From the January issue of International Finance
The Open Banking reforms have had a turbulent reception in the UK, following their launch in January this year. Designed to open up access to the industry and its data to support innovation and the development of new services, this new era of ‘openness’ demands major infrastructural – and cultural – changes for incumbent financial institutions in particular. These long established giants must get their arms around a new world order of collaboration, and redefine the value they offer at each stage of the chain. It’s a new system for consumers to get to grips with too. While there’s no need for dinner party discussion about the relative merits and logistics of open APIs, it is the industry’s collective responsibility to build trust in this ecosystem of the future, and paint a picture of the services it could enable so that UK consumers obtain the intended benefits of Open Banking: more connected services, for easier engagement with their financial world. It is a significant evolution to the ecosystem of financial data connectivity, and its success hinges entirely on consumer trust and uptake. Of course, the changes bring many more and different types of businesses into the picture, which must be carefully assessed from a regulatory standpoint, to ensure the chain of data security and control is not compromised at any stage.

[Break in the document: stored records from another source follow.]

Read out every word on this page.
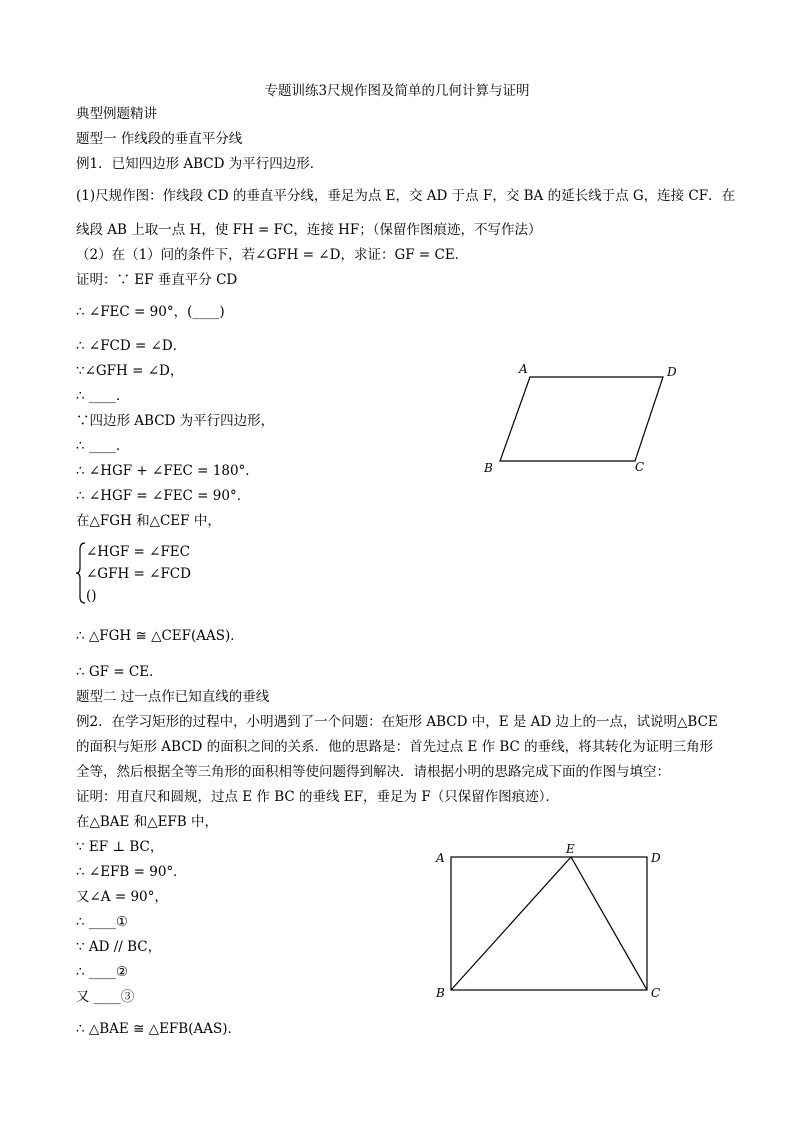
专题训练3尺规作图及简单的几何计算与证明
典型例题精讲
题型一 作线段的垂直平分线
例1．已知四边形 ABCD 为平行四边形．
(1)尺规作图：作线段 CD 的垂直平分线，垂足为点 E，交 AD 于点 F，交 BA 的延长线于点 G，连接 CF．在
线段 AB 上取一点 H，使 FH = FC，连接 HF；（保留作图痕迹，不写作法）
（2）在（1）问的条件下，若∠GFH = ∠D，求证：GF = CE．
证明：∵ EF 垂直平分 CD
∴ ∠FEC = 90°，(____)
∴ ∠FCD = ∠D．
∵∠GFH = ∠D，
∴ ____．
∵四边形 ABCD 为平行四边形，
∴ ____．
∴ ∠HGF + ∠FEC = 180°．
∴ ∠HGF = ∠FEC = 90°．
在△FGH 和△CEF 中，
∠HGF = ∠FEC
∠GFH = ∠FCD
()
∴ △FGH ≅ △CEF(AAS)．
∴ GF = CE．
题型二 过一点作已知直线的垂线
例2．在学习矩形的过程中，小明遇到了一个问题：在矩形 ABCD 中，E 是 AD 边上的一点，试说明△BCE
的面积与矩形 ABCD 的面积之间的关系．他的思路是：首先过点 E 作 BC 的垂线，将其转化为证明三角形
全等，然后根据全等三角形的面积相等使问题得到解决．请根据小明的思路完成下面的作图与填空：
证明：用直尺和圆规，过点 E 作 BC 的垂线 EF，垂足为 F（只保留作图痕迹）．
在△BAE 和△EFB 中，
∵ EF ⊥ BC，
∴ ∠EFB = 90°．
又∠A = 90°，
∴ ____①
∵ AD // BC，
∴ ____②
又 ____③
∴ △BAE ≅ △EFB(AAS)．
A	D
B	C
A
E
D
B	C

Navigating new definitions
In the UK, the FCA – at odds with definitions set out by the European Union institutions under PSD1 (legal framework adopted in 2007 to provide the legal foundation for an EU single market for payments), and also by HM Treasury in The Payment Services Regulations 2017 (which implement the Payment Services Directive) – has chosen to run with a much more restrictive definition of an AISP (Account Information Service Provider). Their handbook stipulates that only consumer-facing companies can be defined, and therefore regulated, as an AISP. This is problematic for the group of non-consumer facing service providers and data aggregators, who handle large amounts of consumer-permissioned data behind the scenes, powering the range of new FinTech apps we see at the front end. Despite this data access, these ‘behind the scenes’ players are not subject to direct regulatory oversight. FinTech apps that are relying on service providers, such as lending and advice platforms, and data aggregators for their information – which will be many, considering that not all data that will power Open Banking is currently available via an API – must therefore take individual responsibility for auditing and examining that aggregator’s security and data privacy standards. As part of this, they’ll need to build bilateral agreements with this ‘outsource data provider’ to include liability provisions in case of a breach. That’s a large, unreasonable and unnecessary burden to place on a small company, which will likely lack the time and expertise to accomplish this with the rigour that would be expected for this task. The alternative would be for these front end providers to seek direct access to Open Banking APIs. Before they can apply however, they must first seek regulation from the FCA, which can be a complicated and time consuming process. This lost time may hold them up on their product development journey, and ultimately mean they suffer from not having quick access to cleaner, more usable data. Slower to market, to slower to deliver the innovation and connected customer experience that Open Banking created to create.
Liability questions remain
In the absence of direct authorisation for aggregators, the FCA isn’t able to directly audit these service providers. With that in mind, they are reliant on each AISP’s ability to understand and enforce compliance obligations on their vendors – which is potentially an oversight in the auditability of one of the key links in the Open Banking chain of data control. If there were to be a breach, consumers would not be afforded the full protections available to them under the Second Payment Services Directive (PSD2) and Open Banking regimes. The concern of course, is the potential to undermine consumer trust in the initiative, if there were to be a breach. If the industry gets this wrong, it won’t get a second shot to build confidence in the power of data connectivity in the world of financial services. We don’t have to look back in time too far to remember the impact of the Cambridge Analytica scandal on Facebook’s user numbers. Open Banking is the most significant – and potentially the most impactful – regulatory overhaul to touch the financial services industry in the last ten years. We must take care to ensure that differing interpretations of the law across different markets do not stall its progress, and limit very the innovation that it is set up to ignite.